Abstract
Background:
In transperitoneal robot-assisted partial nephrectomy (RAPN), an L score of 3 points according to the RENAL nephrometry scoring system does not necessarily denote operative complexity. This study aimed to assess the efficacy of the newly defined longitudinal component to analyze the operative complexity of RAPN.
Materials and Methods:
We retrospectively analyzed transperitoneal RAPNs performed by a single experienced surgeon for renal tumors between 2017 and 2020. L component was defined as L′1 for midlocated tumors, L′2 for >50% below the polar line, and L′3 for >50% above the polar line. Multivariate regression analysis was performed to test associations between prolonged console time and preoperative factors. The perioperative outcomes were compared among the three cohorts of L′ components using propensity score matching: L′1 vs L′3 and L′1 vs L′2.
Results:
A total of 220 cases (L′1: 107, L′2: 65, L′3: 48) were analyzed. The median console time was prolonged (>130 minutes) in 55 patients (median 108, interquartile range: 90–130 minutes). Longitudinal location (L′3 odds ratio [OR]: 2.93, p = 0.01; L′2 OR: 2.32, p = 0.04), high Mayo adhesive probability score (p = 0.001), multiple renal arteries (p = 0.03), and large size (p = 0.04) were significantly associated with prolonged console time. After matching, 26 cases of L′1 and L′3 and 43 cases of L′1 and L′2 were selected. Console time (108 minutes vs 132 minutes, p = 0.017) and warm ischemia time (17 minutes vs 22 minutes, p = 0.03) were significantly longer in L′3 than in L′1. The difference in console time between L′1 and L′2 was not statistically significant (100 minutes vs 111 minutes, p = 0.08).
Conclusion:
In the new longitudinal assessment, upper location predicted prolonged console time compared with a middle or lower location. The L′ component may help preoperatively assess operative complexity.
Introduction
With the prevalence of minimally invasive surgery (MIS), robot-assisted partial nephrectomy (RAPN) has been widely used for the treatment of small renal masses. 1 –3 The RENAL nephrometry and preoperative aspects and dimensions used for an anatomical score are one of the well-known classification systems of anatomical tumor position for predicting perioperative outcomes, including complication rate, ischemia time, and trifecta achievement in partial nephrectomy. 4 –7 Based on their specific components, these systems classify renal tumors into three categories—low, moderate, and high complexity. Particularly, one of the components in the RENAL nephrometry scoring system is longitudinal position (L), which distinguishes between a lateral or position.

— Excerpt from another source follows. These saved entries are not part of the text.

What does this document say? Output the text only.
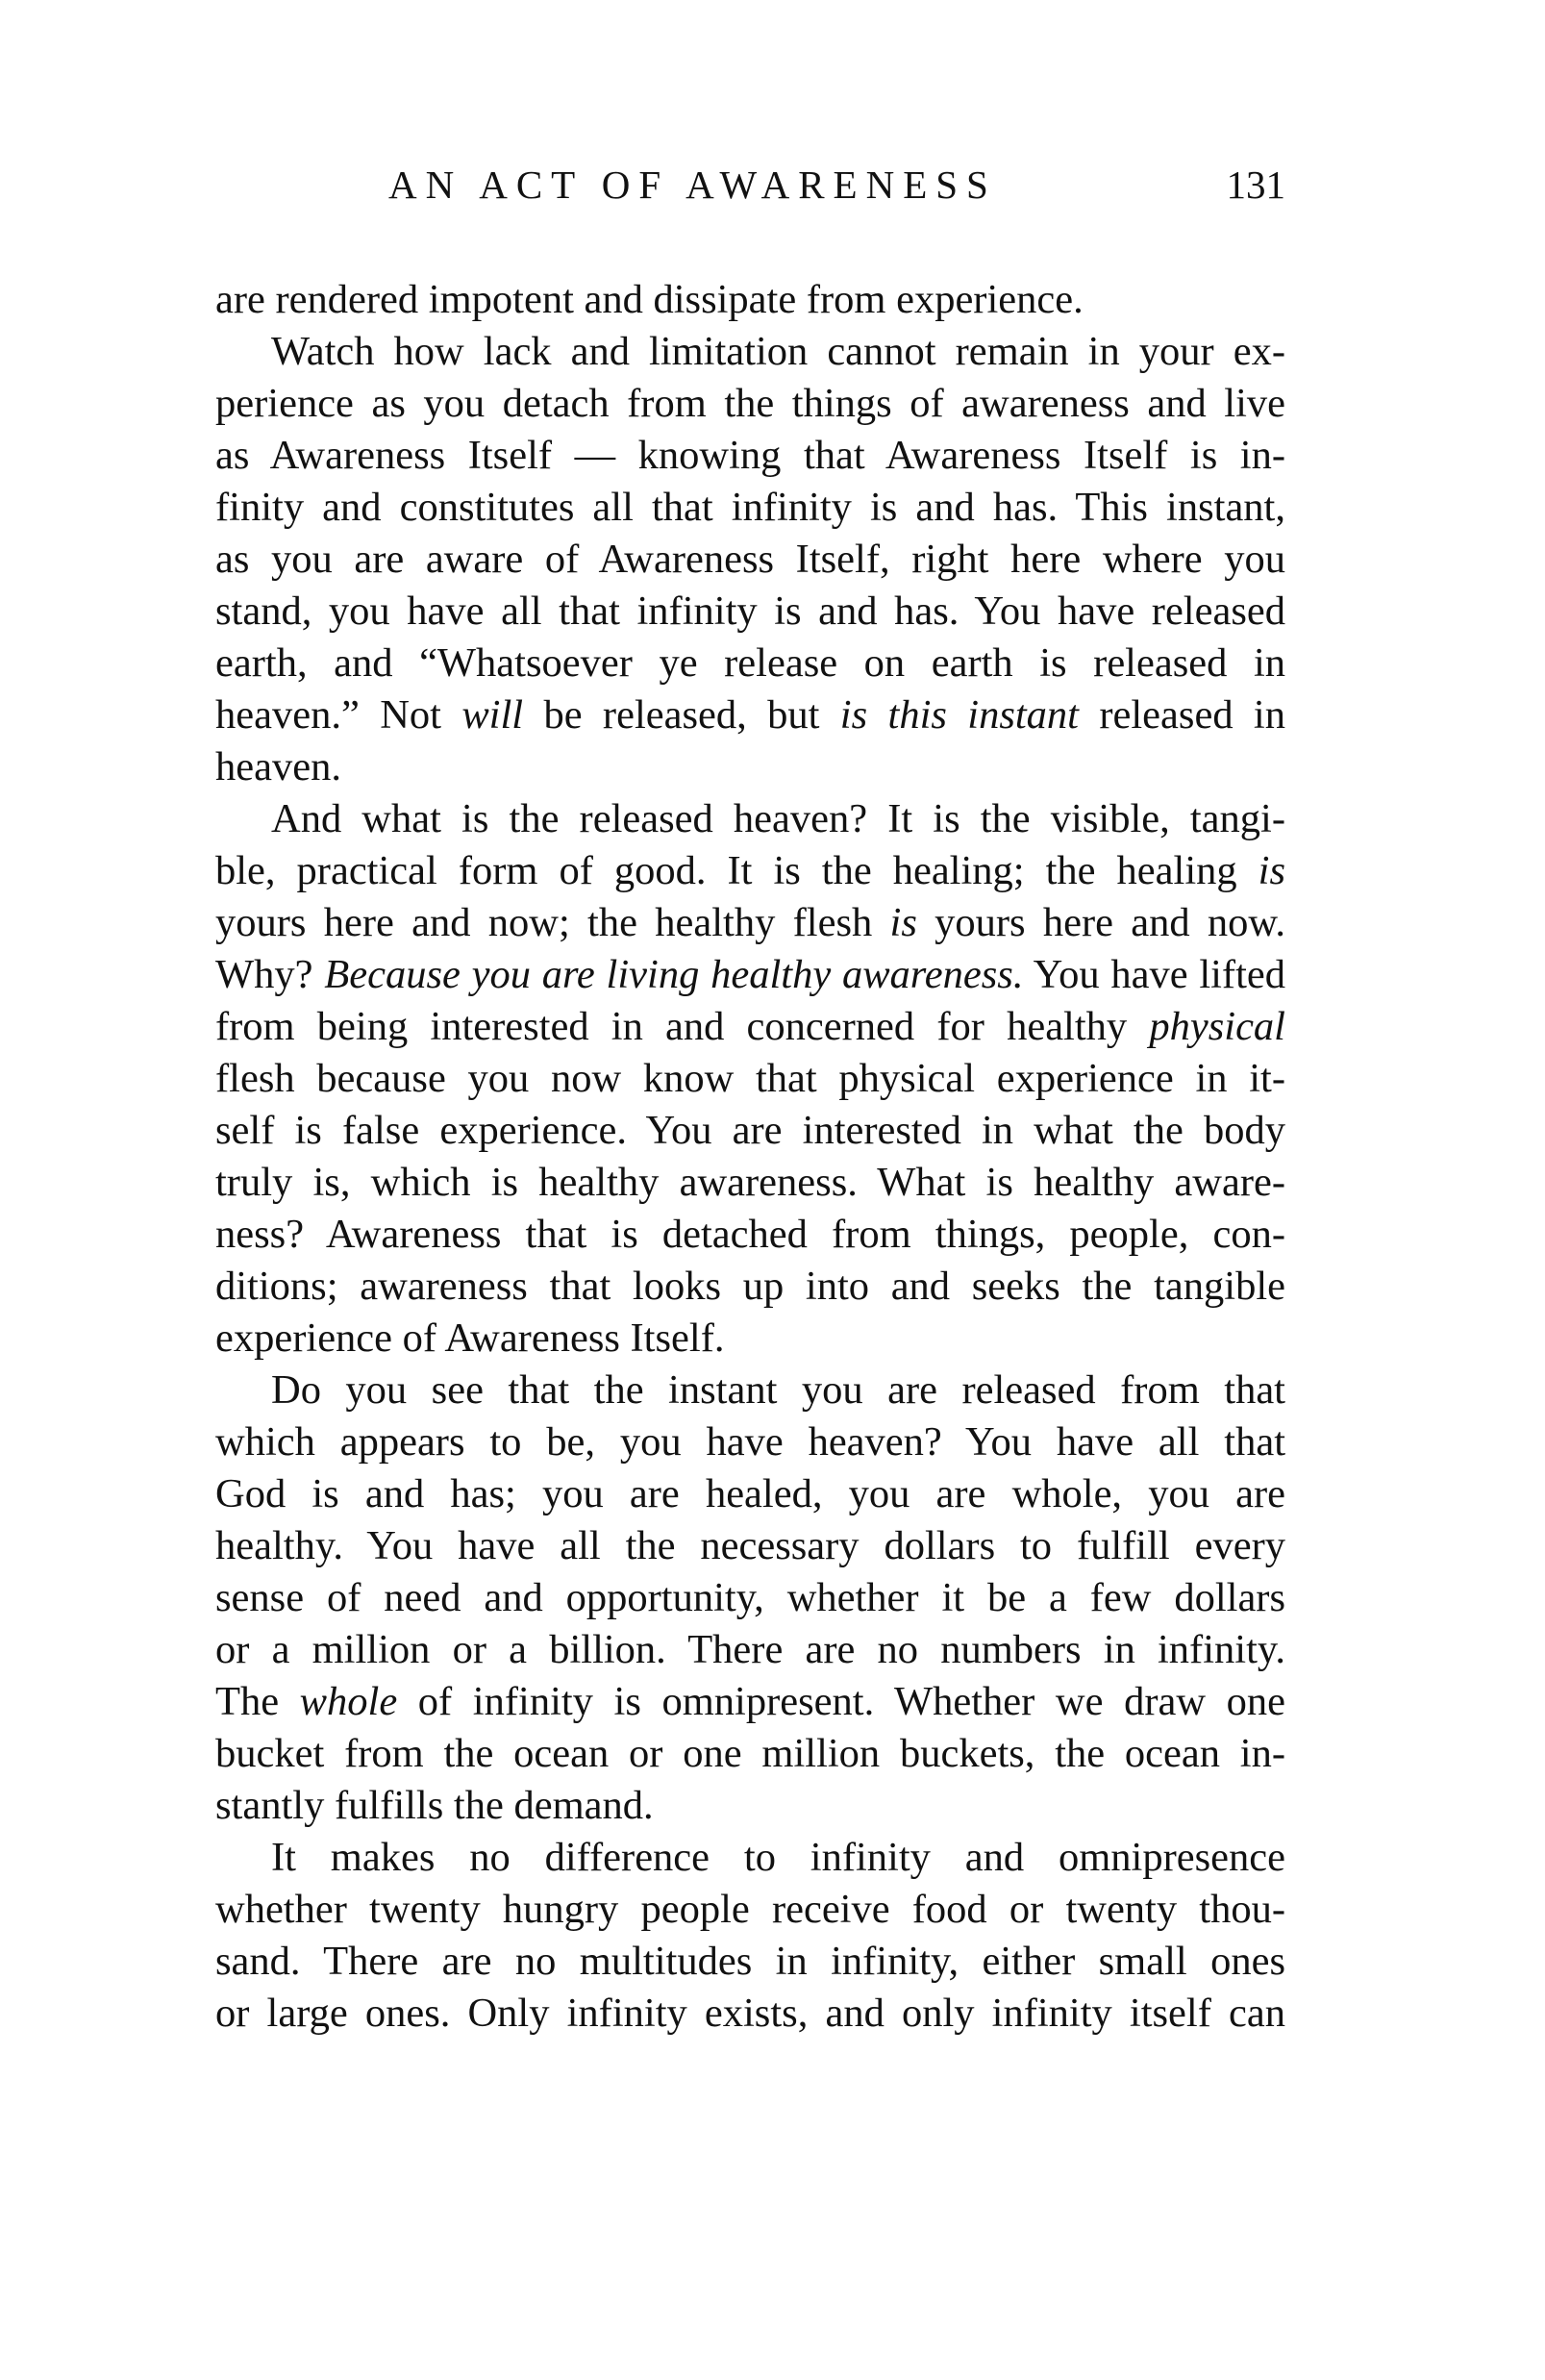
AN ACT OF AWARENESS	131
are rendered impotent and dissipate from experience.
Watch how lack and limitation cannot remain in your ex-
perience as you detach from the things of awareness and live
as Awareness Itself — knowing that Awareness Itself is in-
finity and constitutes all that infinity is and has. This instant,
as you are aware of Awareness Itself, right here where you
stand, you have all that infinity is and has. You have released
earth, and “Whatsoever ye release on earth is released in
heaven.” Not will be released, but is this instant released in
heaven.
And what is the released heaven? It is the visible, tangi-
ble, practical form of good. It is the healing; the healing is
yours here and now; the healthy flesh is yours here and now.
Why? Because you are living healthy awareness. You have lifted
from being interested in and concerned for healthy physical
flesh because you now know that physical experience in it-
self is false experience. You are interested in what the body
truly is, which is healthy awareness. What is healthy aware-
ness? Awareness that is detached from things, people, con-
ditions; awareness that looks up into and seeks the tangible
experience of Awareness Itself.
Do you see that the instant you are released from that
which appears to be, you have heaven? You have all that
God is and has; you are healed, you are whole, you are
healthy. You have all the necessary dollars to fulfill every
sense of need and opportunity, whether it be a few dollars
or a million or a billion. There are no numbers in infinity.
The whole of infinity is omnipresent. Whether we draw one
bucket from the ocean or one million buckets, the ocean in-
stantly fulfills the demand.
It makes no difference to infinity and omnipresence
whether twenty hungry people receive food or twenty thou-
sand. There are no multitudes in infinity, either small ones
or large ones. Only infinity exists, and only infinity itself can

In our clinical experience of transperitoneal RAPN, midlocated small renal tumors (L3) are not necessarily difficult to manage. Meanwhile, surgeons often face difficulty dissecting around the kidney and tumor resection for upper located tumors (L1) due to the need for wide dissection around the Gerota's fascia and kidney rotation for tumor recognition. 8,9 Similarly, lower located tumors require time and skill to dissect from the ureter and rotate the kidney. Therefore, we defined a new longitudinal component (L′ component) by classifying tumors as middle, lower, or upper located. This study aimed to evaluate the predictive ability of the newly defined longitudinal tumor classification for operative complexity by comparing perioperative outcomes, including operative times, complication rate, and renal function.
Materials and Methods
Study population
Institutional Review Board approval was obtained from Tokyo Women's Medical University for the retrospective analysis of patient data (5767). A total of 220 patients who underwent transperitoneal RAPN for renal tumors at a single high-volume institution between March 2017 and December 2020 were retrospectively analyzed. Clinical and pathologic parameters of each patient were obtained from electronic medical charts. All patients underwent enhanced CT or MRI before surgery, and three-dimensional images of renal vessels and renal tumors were obtained for determining the surgical approach. Surgery was performed with the da Vinci X surgical system (Intuitive Surgical, Sunnyvale, CA) by one experienced surgeon (T.K.) whose case volume surpasses more than 600 cases.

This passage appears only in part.